Only last week, I had a phone call to my office from someone whom I know personally, to ask whether I would be prepared to visit a male friend of hers in a Community Hospital locally, who had recently been given a diagnosis of terminal cancer which was likely to cause death within two weeks. The scenario had been worsened by the fact that on top of this, the poor chap had contracted a chest infection which, it was felt may speed up the process even further.
I agreed to visit this man the following day at 8.30, and arrived to find a very young-looking sixty year old, sitting up in bed with various tubes attached to him. He spoke in a voice which was barely audible, thus necessitating my complete attention and concentration in order to a) hear him and b) make sure that I heard and interpreted correctly. He had never made a Will before, but had been advised by his friends, of which he appeared to have many, that given his somewhat complicated circumstances, he really should make a Will. When I heard those circumstances from him, I could do nothing but agree with their advice for he had a wife who had racked up several tens of thousands of debt on credit cards to fund her drink habit (and other addictions) plus numerous other issues which needed to be adequately dealt with. The other major issue which needed to be addressed was that of a pension with drawdown facility. My advice was that this should be nominated by “form of nomination”, which would have the effect of dealing with it as a separate matter outside the provisions of the Will. However, the complication here was that the policy provider would not accept a nomination to anyone except the spouse! For obvious reasons, my client did not want this going to his profligate wife for fear of it being swallowed by her habit.

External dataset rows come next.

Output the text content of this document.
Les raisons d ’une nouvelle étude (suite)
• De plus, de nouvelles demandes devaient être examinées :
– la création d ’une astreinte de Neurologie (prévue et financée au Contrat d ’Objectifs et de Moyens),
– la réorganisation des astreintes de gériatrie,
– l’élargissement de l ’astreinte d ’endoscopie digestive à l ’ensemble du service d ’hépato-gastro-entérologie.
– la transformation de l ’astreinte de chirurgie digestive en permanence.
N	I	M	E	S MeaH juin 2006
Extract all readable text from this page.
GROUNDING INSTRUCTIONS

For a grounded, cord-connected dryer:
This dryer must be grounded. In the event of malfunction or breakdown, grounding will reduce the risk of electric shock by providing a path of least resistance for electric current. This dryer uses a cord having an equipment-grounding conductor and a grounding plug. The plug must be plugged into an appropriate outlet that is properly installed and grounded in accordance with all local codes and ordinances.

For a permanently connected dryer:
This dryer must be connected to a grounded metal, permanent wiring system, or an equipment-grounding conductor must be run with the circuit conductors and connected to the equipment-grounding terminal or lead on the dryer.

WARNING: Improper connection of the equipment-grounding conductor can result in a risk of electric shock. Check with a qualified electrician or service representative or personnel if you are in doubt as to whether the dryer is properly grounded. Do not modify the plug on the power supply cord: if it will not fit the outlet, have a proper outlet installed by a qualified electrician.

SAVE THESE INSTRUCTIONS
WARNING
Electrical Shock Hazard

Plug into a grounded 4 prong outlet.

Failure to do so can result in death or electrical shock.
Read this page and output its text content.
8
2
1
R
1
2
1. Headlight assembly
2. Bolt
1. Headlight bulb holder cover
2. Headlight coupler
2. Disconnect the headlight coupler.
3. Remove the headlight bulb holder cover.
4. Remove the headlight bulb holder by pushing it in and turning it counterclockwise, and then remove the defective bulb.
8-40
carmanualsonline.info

His instructions taken and understood, I left the hospital about an hour and a half later to return to my office and prepare the final documents. A few phone calls to various of his friends had been made in the meantime and we had all agreed to meet back at the hospital at midday for the signing and witnessing procedure. The Will was correctly signed by my client and witnessed by two friends of his who were not beneficiaries.
The following day, I received a phone call at about ten thirty, advising of his death at about eight o’clock that morning.